Expected response times also matter to customers. As such, a B2B company could take a page from a brand such as KLM. On Twitter, you know exactly when they will get back to you.
Make those guidelines available on your website and/or your Facebook Page. This will give your company some leeway and save everyone time. All your reps have to do is refer customers to the dedicated page.
Acknowledge negative comments
Many companies in the B2B and B2C space respond to positive feedback. However, they tend to ignore or delete the posts that do not paint them in a good light.
Disgruntled customers and bad reviews are a reality you cannot avoid. Trying to censor them will have a deleterious impact on your reputation and credibility. It is much safer to acknowledge and tackle issues “head-on” to increase the chances of a happy outcome.
This outcome will happen if social media managers:
- Avoid getting defensive;
- Listen intently and acknowledge the customer’s current emotional state;
- Ask open-ended questions to figure out an appropriate solution;
- Always thank and show the buyer that their feedback is valued;
- Follow up with the customer a few days after the complaint.
- Respond in a timely and friendly manner. According to Brandwatch, 80 percent of customers expect a response to their social media queries within 24 hours. And HubSpot reports that 35 to 50 percent of B2B sales go to the brands that respond first to enquiries. So, the faster, the better.

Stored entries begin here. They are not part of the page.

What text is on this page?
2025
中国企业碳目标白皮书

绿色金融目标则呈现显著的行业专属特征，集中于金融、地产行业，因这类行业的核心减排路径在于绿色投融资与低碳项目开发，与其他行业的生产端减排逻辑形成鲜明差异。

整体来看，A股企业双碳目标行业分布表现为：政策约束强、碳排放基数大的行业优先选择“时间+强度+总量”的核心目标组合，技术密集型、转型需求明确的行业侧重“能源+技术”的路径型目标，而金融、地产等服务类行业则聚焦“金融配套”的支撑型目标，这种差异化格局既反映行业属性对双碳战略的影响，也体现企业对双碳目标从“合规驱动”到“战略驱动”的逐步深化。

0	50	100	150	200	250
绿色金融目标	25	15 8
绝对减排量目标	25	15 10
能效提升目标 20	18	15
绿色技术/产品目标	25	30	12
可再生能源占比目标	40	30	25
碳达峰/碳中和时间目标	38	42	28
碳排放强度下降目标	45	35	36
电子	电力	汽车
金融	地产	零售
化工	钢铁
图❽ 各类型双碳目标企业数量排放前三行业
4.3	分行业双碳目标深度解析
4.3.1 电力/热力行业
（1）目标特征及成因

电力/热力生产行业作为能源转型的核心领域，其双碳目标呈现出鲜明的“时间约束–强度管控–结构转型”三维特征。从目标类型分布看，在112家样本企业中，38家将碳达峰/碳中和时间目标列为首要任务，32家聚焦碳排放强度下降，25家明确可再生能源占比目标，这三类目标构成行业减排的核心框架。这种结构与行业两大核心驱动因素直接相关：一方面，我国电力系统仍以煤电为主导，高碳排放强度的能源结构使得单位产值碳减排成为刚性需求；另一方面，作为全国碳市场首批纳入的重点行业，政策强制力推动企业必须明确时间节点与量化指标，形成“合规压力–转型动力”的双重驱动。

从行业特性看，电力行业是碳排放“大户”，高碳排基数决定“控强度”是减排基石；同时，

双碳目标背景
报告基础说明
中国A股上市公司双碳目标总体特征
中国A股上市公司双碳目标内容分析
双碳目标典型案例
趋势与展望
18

- Encourage staff to use their name to make the connection more personal.
- Staff should always apologize for any inconvenience, be honest if they cannot find a solution, check for accuracy, and do the necessary research.
- Monitor social media consistently to uncover discussions where your company’s name hasn’t been tagged. For example, on Twitter, try combining keywords like “company name + fail / bad / negative / unhappy.”
- Don’t feed the trolls.
- Follow up with the customers regularly. Once the issue has been resolved, you could post a public message to explain what your company did. And to avoid negative reviews, include a phone number or email address. Customers experiencing similar issues will thus be able to contact support with minimal friction.
How does your company address increased engagement on your end?